Now she worked at it patiently, running the chain through the solution and then placing it on a bath towel atop her tiny kitchen table. The towel would have to be trashed when she was finished, as would the cloth and, in all probability, the bowl as well. She could wash everything, of course, but the thought of reusing any of it after being covered in bits of brain and bone was…unappealing, to say the least.
The whole job was unappealing, really. She couldn’t think of a single thing she would less like to be doing. But the things she wanted to do had always been very different from the things she needed to do, and this was something she felt strongly needed to be done.
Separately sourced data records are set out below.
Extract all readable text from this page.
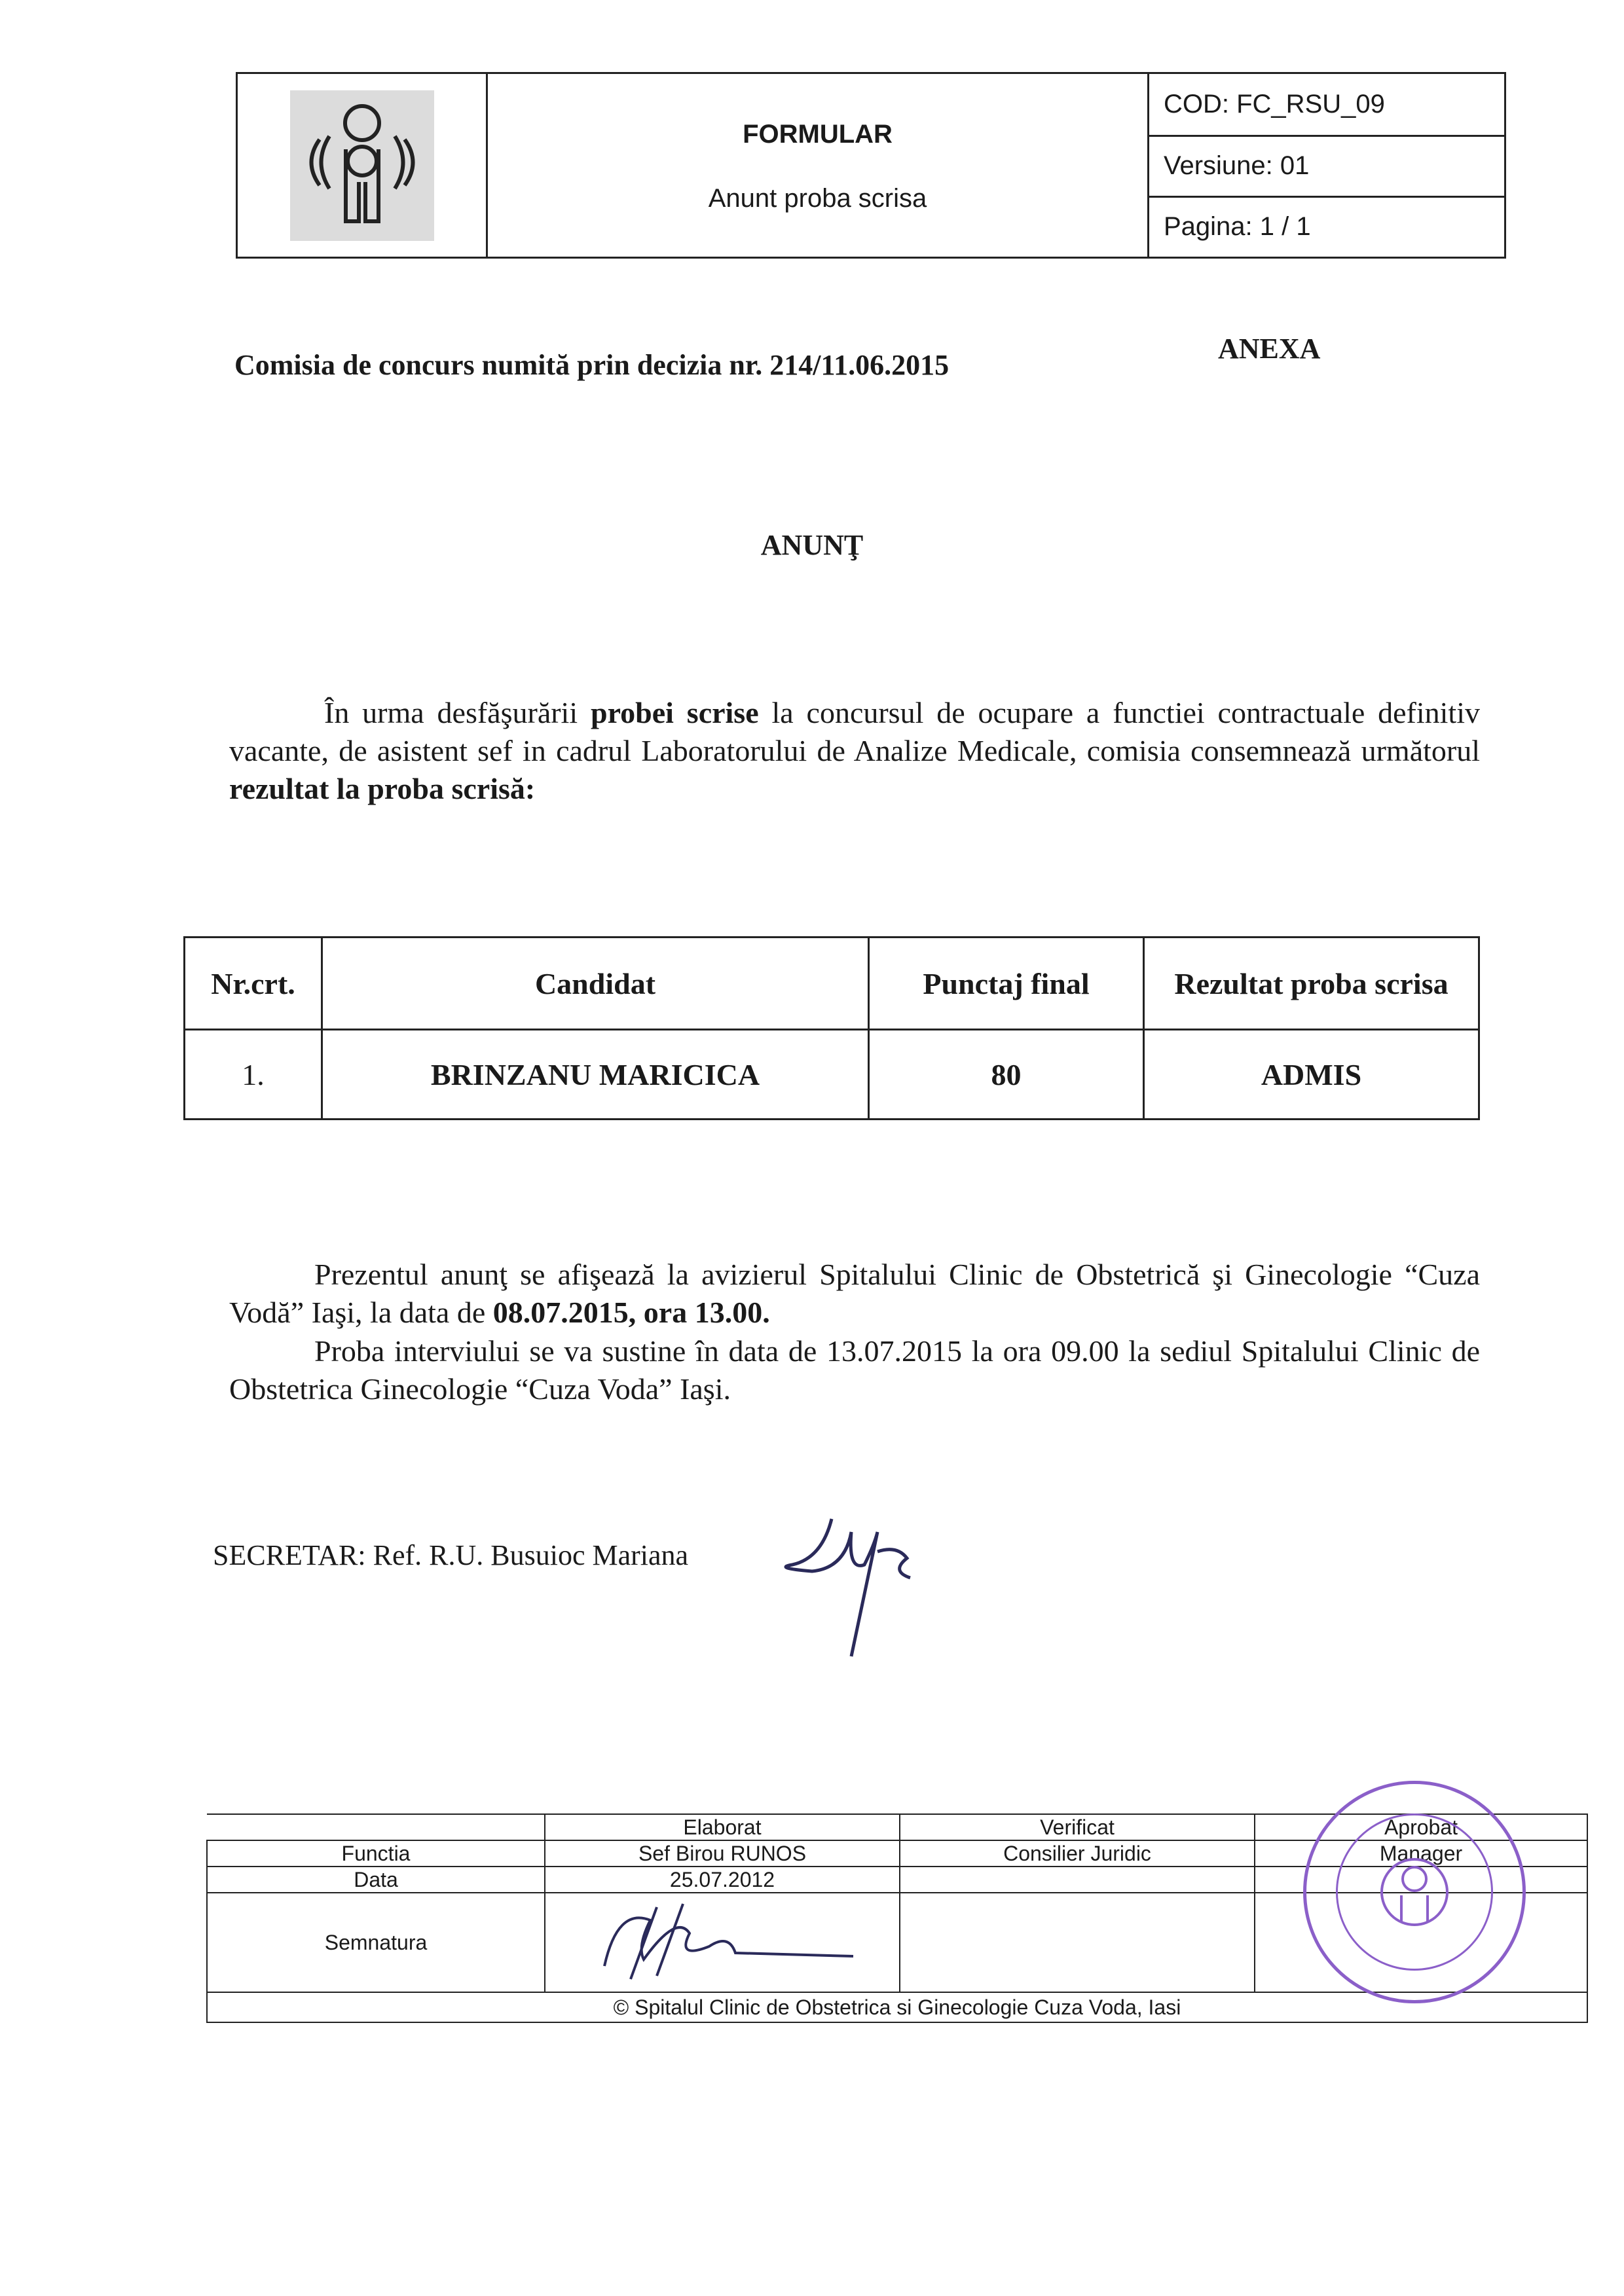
FORMULAR
Anunt proba scrisa
COD: FC_RSU_09
Versiune: 01
Pagina: 1 / 1
Comisia de concurs numită prin decizia nr. 214/11.06.2015
ANEXA
ANUNŢ
În urma desfăşurării probei scrise la concursul de ocupare a functiei contractuale definitiv vacante, de asistent sef in cadrul Laboratorului de Analize Medicale, comisia consemnează următorul rezultat la proba scrisă:
Nr.crt.	Candidat	Punctaj final	Rezultat proba scrisa
1.	BRINZANU MARICICA	80	ADMIS
Prezentul anunţ se afişează la avizierul Spitalului Clinic de Obstetrică şi Ginecologie “Cuza Vodă” Iaşi, la data de 08.07.2015, ora 13.00.
Proba interviului se va sustine în data de 13.07.2015 la ora 09.00 la sediul Spitalului Clinic de Obstetrica Ginecologie “Cuza Voda” Iaşi.
SECRETAR: Ref. R.U. Busuioc Mariana
	Elaborat	Verificat	Aprobat
Functia	Sef Birou RUNOS	Consilier Juridic	Manager
Data	25.07.2012		
Semnatura			
© Spitalul Clinic de Obstetrica si Ginecologie Cuza Voda, Iasi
So she took her time, moving link by link along the gold chain, dabbing with the cloth and working the blood off the finish, then moving forward and beginning the process again. It was close work, painstaking and mentally draining. In the beginning it was also emotional, as she was forced to relive the deadly events that had resulted in her taking possession of this beautiful cross and chain in the first place.
But as she worked, she was surprised to discover a sense of calm settling over her. It felt good to take her time and expend her energy in restoring the cross and chain to their original condition. The process made her feel close to the chain’s owner, and she thought he would have appreciated her efforts, had he lived to see them.
She hadn’t known him well; they weren’t close in any traditional sense. They didn’t even know each other’s real names. But they’d been bound together by a shared commitment, two American covert operatives toiling halfway around the world in hostile environments in support of democracy and freedom.
They had faced life and death situations together on more than one occasion, each relying on the other’s resourcefulness and courage to complete their missions. It was the sort of thing that had a way of fostering closeness even between relative strangers, of bringing people together in a way nothing else could.